How herbaria illuminate the past and future of plant science
Collections of preserved plant specimens, known as herbaria, have existed for nearly five centuries. These pressed and labeled plants have been essential resources for scientists, allowing them to describe and differentiate species and to document and research plant changes and biodiversity over time—including changes related to climate.
Maura C. Flannery tells the history of herbaria, from the earliest collections belonging to such advocates of the technique as sixteenth-century botanist Luca Ghini, to the collections of poets, politicians, and painters, and to the digitization of these precious specimens today. She charts the growth of herbaria during the Age of Exploration, the development of classification systems to organize the collections, and herbaria’s indispensable role in the tracking of climate change and molecular evolution. Herbaria also have historical, aesthetic, cultural, and ethnobotanical value—these preserved plants can be linked to the Indigenous peoples who used them, the collectors who sought them out, and the scientists who studied them.
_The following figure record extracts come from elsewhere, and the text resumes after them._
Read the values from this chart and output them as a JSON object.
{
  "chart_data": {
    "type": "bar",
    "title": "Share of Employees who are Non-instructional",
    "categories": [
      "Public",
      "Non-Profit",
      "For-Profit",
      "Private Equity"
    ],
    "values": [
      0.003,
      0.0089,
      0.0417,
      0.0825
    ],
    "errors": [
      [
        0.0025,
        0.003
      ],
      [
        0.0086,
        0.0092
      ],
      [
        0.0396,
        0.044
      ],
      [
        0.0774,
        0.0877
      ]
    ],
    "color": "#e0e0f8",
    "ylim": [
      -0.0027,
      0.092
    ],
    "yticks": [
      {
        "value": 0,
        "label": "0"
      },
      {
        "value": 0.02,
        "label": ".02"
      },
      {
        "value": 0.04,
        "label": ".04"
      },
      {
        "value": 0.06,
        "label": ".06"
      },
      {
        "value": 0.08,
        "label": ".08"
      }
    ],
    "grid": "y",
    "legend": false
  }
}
This book testifies to the central role of herbaria in the history of plant study and to their continued value, not only to biologists but to entirely new users as well: gardeners, artists, students, and citizen-scientists.
Maura C. Flannery is professor emerita of biology at St. John’s University, New York, and research affiliate in the A. C. Moore Herbarium at the University of South Carolina. She is the author of two previous books and a blog, herbariumworld.wordpress.com. She lives in Aiken, SC.